Liquid-ice potential temperature
- 1$\mathcal{H}$ is called enthalpy
- 2
The conservation of energy states that any external heat input into the gas must equal the sum of the change of the gas's internal energy and the work done by the gas, $p \, \mathrm{d} V$. For atmospheric flows it's convenient to express everything per unit mass. Assuming the mass of the fluid is conserved, we have that the work done per unit mass is $p \, \mathrm{d}(\rho^{-1})$ and the internal energy per unit mass is $\mathcal{I} ≡ cᵛ \mathrm{d} T$. Therefore, if $\mathrm{d} \mathcal{H}$ is the change in heat content per unit mass, we have:
\[\mathrm{d} \mathcal{H} = cᵛ \mathrm{d} T + p \, \mathrm{d}(ρ^{-1}) .\]

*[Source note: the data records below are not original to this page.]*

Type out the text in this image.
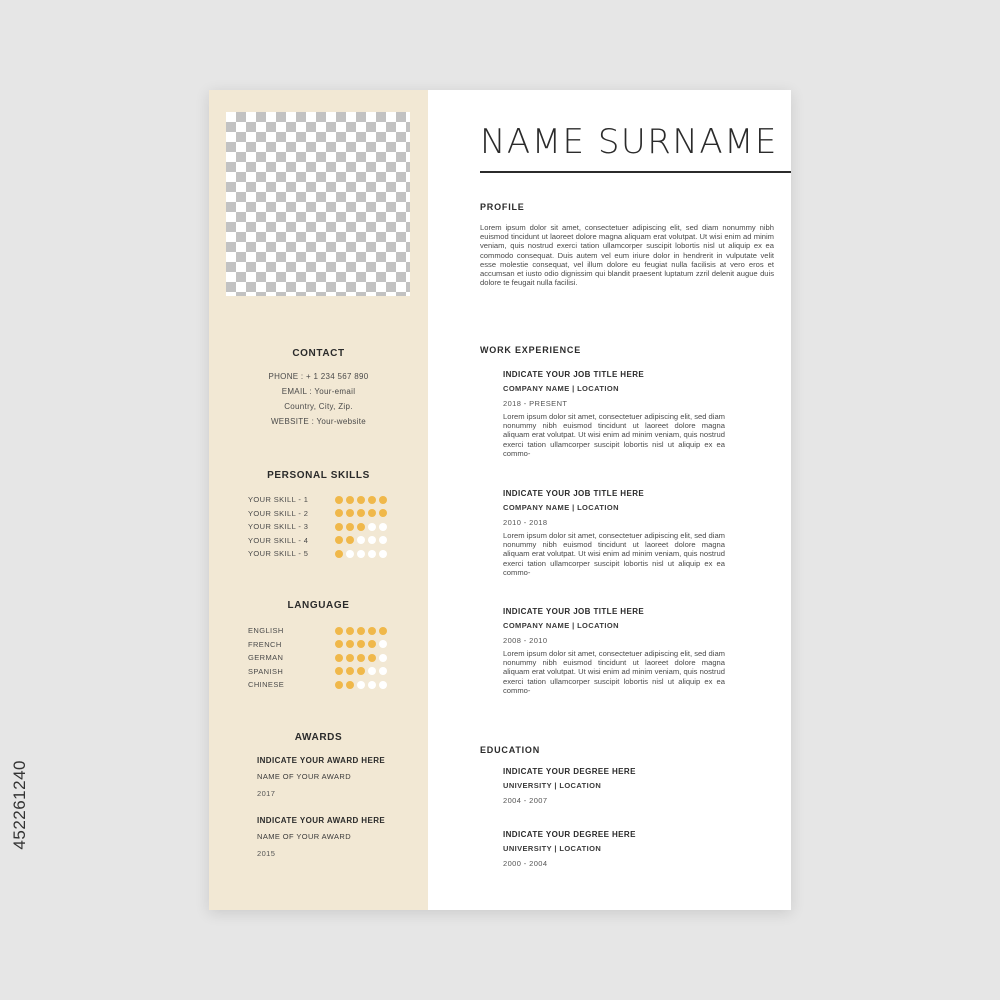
452261240
CONTACT
PHONE : + 1 234 567 890
EMAIL : Your-email
Country, City, Zip.
WEBSITE : Your-website
PERSONAL SKILLS
YOUR SKILL - 1
YOUR SKILL - 2
YOUR SKILL - 3
YOUR SKILL - 4
YOUR SKILL - 5
LANGUAGE
ENGLISH
FRENCH
GERMAN
SPANISH
CHINESE
AWARDS
INDICATE YOUR AWARD HERE
NAME OF YOUR AWARD
2017
INDICATE YOUR AWARD HERE
NAME OF YOUR AWARD
2015
NAME SURNAME
PROFILE
Lorem ipsum dolor sit amet, consectetuer adipiscing elit, sed diam nonummy nibh euismod tincidunt ut laoreet dolore magna aliquam erat volutpat. Ut wisi enim ad minim veniam, quis nostrud exerci tation ullamcorper suscipit lobortis nisl ut aliquip ex ea commodo consequat. Duis autem vel eum iriure dolor in hendrerit in vulputate velit esse molestie consequat, vel illum dolore eu feugiat nulla facilisis at vero eros et accumsan et iusto odio dignissim qui blandit praesent luptatum zzril delenit augue duis dolore te feugait nulla facilisi.
WORK EXPERIENCE
INDICATE YOUR JOB TITLE HERE
COMPANY NAME | LOCATION
2018 - PRESENT
Lorem ipsum dolor sit amet, consectetuer adipiscing elit, sed diam nonummy nibh euismod tincidunt ut laoreet dolore magna aliquam erat volutpat. Ut wisi enim ad minim veniam, quis nostrud exerci tation ullamcorper suscipit lobortis nisl ut aliquip ex ea commo-
INDICATE YOUR JOB TITLE HERE
COMPANY NAME | LOCATION
2010 - 2018
Lorem ipsum dolor sit amet, consectetuer adipiscing elit, sed diam nonummy nibh euismod tincidunt ut laoreet dolore magna aliquam erat volutpat. Ut wisi enim ad minim veniam, quis nostrud exerci tation ullamcorper suscipit lobortis nisl ut aliquip ex ea commo-
INDICATE YOUR JOB TITLE HERE
COMPANY NAME | LOCATION
2008 - 2010
Lorem ipsum dolor sit amet, consectetuer adipiscing elit, sed diam nonummy nibh euismod tincidunt ut laoreet dolore magna aliquam erat volutpat. Ut wisi enim ad minim veniam, quis nostrud exerci tation ullamcorper suscipit lobortis nisl ut aliquip ex ea commo-
EDUCATION
INDICATE YOUR DEGREE HERE
UNIVERSITY | LOCATION
2004 - 2007
INDICATE YOUR DEGREE HERE
UNIVERSITY | LOCATION
2000 - 2004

By utilizing the identity $\mathrm{d}(p / ρ) = p \, \mathrm{d}(ρ^{-1}) + ρ^{-1} \mathrm{d}p$ and using the ideal gas, we can rewrite the above conservation law as:
\[\mathrm{d} \mathcal{H} = (cᵛ + R) \mathrm{d} T - ρ^{-1} \mathrm{d}p ,\]
which is the expression in the main text after noting that the specific heat capacities under constant pressure and under constant volume are related via $cᵖ ≡ cᵛ + R$.